Matteo 27, 38). Nei pressi della
croce, dove solo Matteo situa la moglie di Zebedeo, la donna si rende conto del
significato della sua domanda, come anche dei sacrifici che Gesù chiede alla
sua nuova famiglia.
Nel Vangelo di Matteo
la moglie di Zebedeo è vicina alla croce, ma non accompagna le altre donne al
sepolcro. Né, secondo Matteo 26, 56,
vicino al sepolcro ci sono i discepoli, poiché essi hanno abbandonato Gesù.
Posso immaginare che dopo la crocefissione quella
madre devota sia ritornata in Galilea per infondere coraggio ai propri figli. E
identificando il discepolo che egli amava con Giovanni figlio di Zebedeo,
apprendiamo anche che la madre di Gesù troverà la compagnia di un’altra madre
il cui figlio è stato ucciso dall’autorità politica locale, poiché Erode
Agrippa fa uccidere Giacomo a Gerusalemme (cfr.
Atti 12, 2).
4 | In quarto luogo,
in Giovanni 19, 26 Gesù chiama sua madre “donna”, lo stesso appellativo
che usa per molte altre donne, laddove ogni riferimento è collegato a una
famiglia. Durante un matrimonio, l’inizio di una nuova famiglia, la madre
di Gesù, che nel quarto
Vangelo non viene mai chiamata Maria, dice al figlio che è finito il vino. Gesù
risponde letteralmente: «Che ho da fare con te, o donna? Non è ancora giunta la
mia ora» (2, 4). La madre, per nulla
turbata, dice ai servi di obbedire alle istruzioni di Gesù. È una madre che
capisce
suo figlio e lui è un figlio
che ascolta sua madre. Alla Samaritana al pozzo Gesù dice: «Credimi, donna, è
giunto il momento in cui né su questo monte, né in Gerusalemme adorerete il
Padre» (4, 21). La ripetizione delle parole “donna” e “ora/momento”

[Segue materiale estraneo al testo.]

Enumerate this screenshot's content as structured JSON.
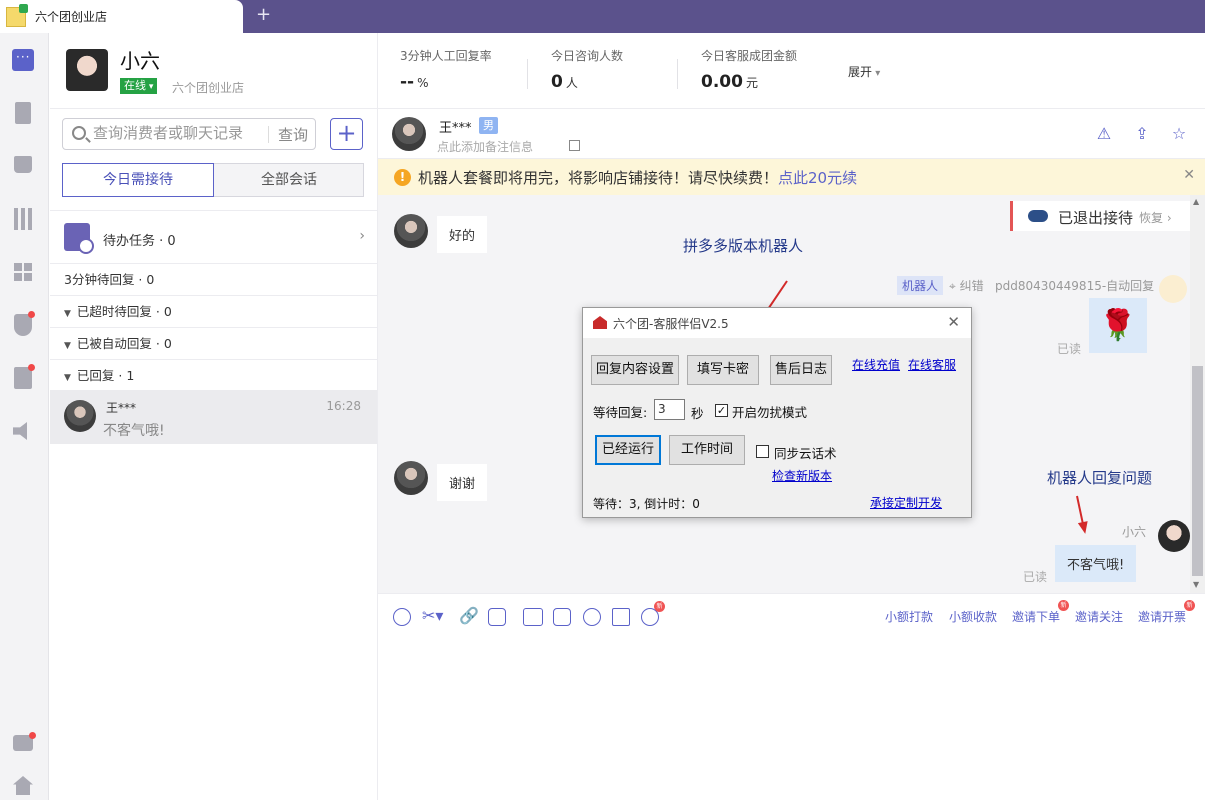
{
  "window": {
    "tab_title": "六个团创业店",
    "new_tab": "+"
  },
  "profile": {
    "name": "小六",
    "status": "在线",
    "shop": "六个团创业店"
  },
  "stats": [
    {
      "label": "3分钟人工回复率",
      "value": "--",
      "unit": "%"
    },
    {
      "label": "今日咨询人数",
      "value": "0",
      "unit": "人"
    },
    {
      "label": "今日客服成团金额",
      "value": "0.00",
      "unit": "元"
    }
  ],
  "expand_label": "展开",
  "search": {
    "placeholder": "查询消费者或聊天记录",
    "button": "查询"
  },
  "conv_tabs": {
    "today": "今日需接待",
    "all": "全部会话"
  },
  "todo": "待办任务 · 0",
  "groups": {
    "wait3": "3分钟待回复 · 0",
    "timeout": "已超时待回复 · 0",
    "auto": "已被自动回复 · 0",
    "replied": "已回复 · 1"
  },
  "conversation": {
    "name": "王***",
    "time": "16:28",
    "last_message": "不客气哦!"
  },
  "chat_header": {
    "name": "王***",
    "gender": "男",
    "note_hint": "点此添加备注信息"
  },
  "banner": {
    "text": "机器人套餐即将用完，将影响店铺接待！请尽快续费！",
    "link": "点此20元续"
  },
  "exit_pill": {
    "text": "已退出接待",
    "restore": "恢复 ›"
  },
  "messages": {
    "m1": "好的",
    "m2": "谢谢",
    "bot_tag": "机器人",
    "bot_fix": "纠错",
    "bot_source": "pdd80430449815-自动回复",
    "read": "已读",
    "self_name": "小六",
    "self_reply": "不客气哦!"
  },
  "annotations": {
    "top": "拼多多版本机器人",
    "bottom": "机器人回复问题"
  },
  "dialog": {
    "title": "六个团-客服伴侣V2.5",
    "btn_reply": "回复内容设置",
    "btn_card": "填写卡密",
    "btn_log": "售后日志",
    "link_recharge": "在线充值",
    "link_service": "在线客服",
    "wait_label": "等待回复:",
    "wait_value": "3",
    "wait_unit": "秒",
    "dnd_label": "开启勿扰模式",
    "btn_running": "已经运行",
    "btn_worktime": "工作时间",
    "sync_label": "同步云话术",
    "link_update": "检查新版本",
    "status": "等待：3, 倒计时：0",
    "link_custom": "承接定制开发"
  },
  "composer_actions": [
    "小额打款",
    "小额收款",
    "邀请下单",
    "邀请关注",
    "邀请开票"
  ],
  "badge_new": "新",
  "colors": {
    "accent": "#5b62c9",
    "titlebar": "#5b528c",
    "online": "#25a244",
    "banner_bg": "#fdf6d9"
  }
}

collegano il vino di Cana all’acqua viva di Samaria. Poi Gesù le dice: «hai avuto cinque
mariti e quello che hai ora non è tuo marito» (4, 18).
Quanti vedono la donna
come sessualmente discutibile, divorziata da uomini senza cuore o altrimenti disonorevole
impongono al testo visioni sbagliate.
Se la donna fosse
stata disonorevole, i samaritani non le avrebbero creduto quando ha annunciato di
avere incontrato il Messia (cfr. 4, 29).
Questa prima evangelizzatrice, dunque, favorisce un matrimonio simbolico tra
Gesù e il suo popolo.
La terza volta che
Giovanni usa la parola “donna” è in un passo che manca nei manoscritti più antichi
del Vangelo di Giovanni, ovvero quello della “donna sorpresa
in adulterio” (8, 1-10). Le persone che
interrogano Gesù, mettendolo alla prova, gli domandano: «Ora Mosè, nella Legge, ci ha comandato di
lapidare donne come questa. Tu che ne dici?» (8, 5).

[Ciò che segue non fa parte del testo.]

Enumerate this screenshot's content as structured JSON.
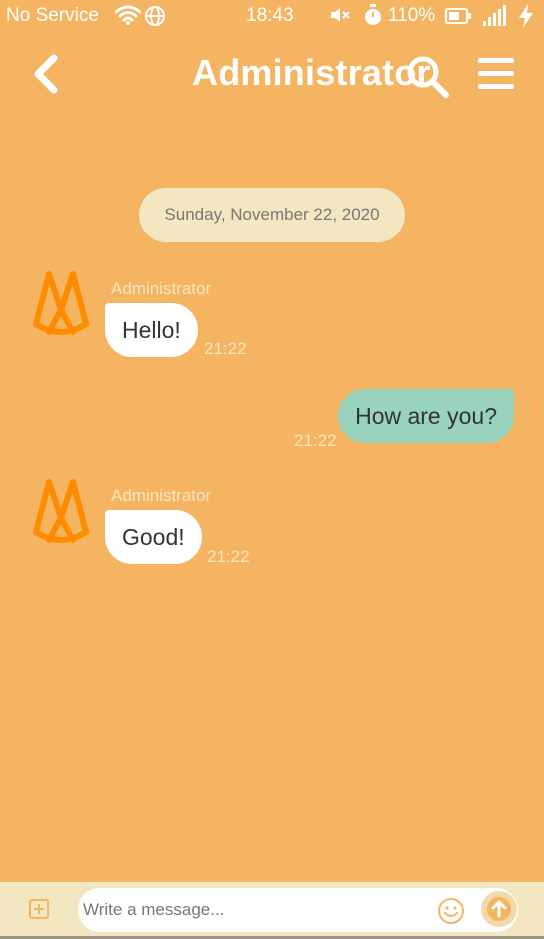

Non cercano di uccidere lei, bensì di cogliere in trappola Gesù. Se Gesù dirà “lapidatela”,
lo condanneranno come barbaro, poiché la tradizione ebraica cerca di evitare la
pena capitale. Se egli dirà “non lapidatela”, possono mettere in discussione la
sua autorità. Gesù sfugge al tranello con la famosa frase con cui invita chi è senza
peccato a scagliare la prima pietra.
Quando le persone che
hanno interrogato Gesù se ne vanno, egli domanda: «Donna, dove sono? Nessuno ti
ha condannata?» (8, 10). Lei risponde: «Nessuno,
Signore». E Gesù le dice: «Neanch’io ti condanno; va’ e d’ora in poi non peccare
più» (8, 11). Gesù non la perdona
– questo eventualmente potrebbe spettare al marito. Tuttavia
concede a lei, e al
suo matrimonio, una seconda opportunità. Infine, gli angeli nel sepolcro
domandano a Maria Maddalena «Donna, perché piangi?» (20,
13). Gesù ripete «Donna,
perché piangi?» (20, 15). Maria scambia Gesù
per il custode del giardino; lo riconosce solo quando lui la chiama per nome.
L’incontro di Maria
con Gesù – in un giardino, l’errore di persona, il riconoscimento – suggerisce un
romanzo ellenistico, racconti popolari di amanti separati. Ma allo stesso modo
in cui Gesù non sposa la donna incontrata al pozzo (contrariamente a Rebecca e Isacco,
Rachele e Giacobbe, Zippora e Mosè) così ancora una volta rompe le convenzioni
dicendo alla donna di smettere di trattenerlo e di andare a proclamare la sua
risurrezione.
L’obiettivo, qui, non
è il matrimonio, bensì essere apostola per gli apostoli.
Ogni “donna” mostra, per così dire, doni, necessità e situazioni familiari distinte. Tutte sono bene accette nella famiglia di Gesù, dove madri e sorelle sono definite da ciò che fanno e non dallo stato coniugale o dal parto.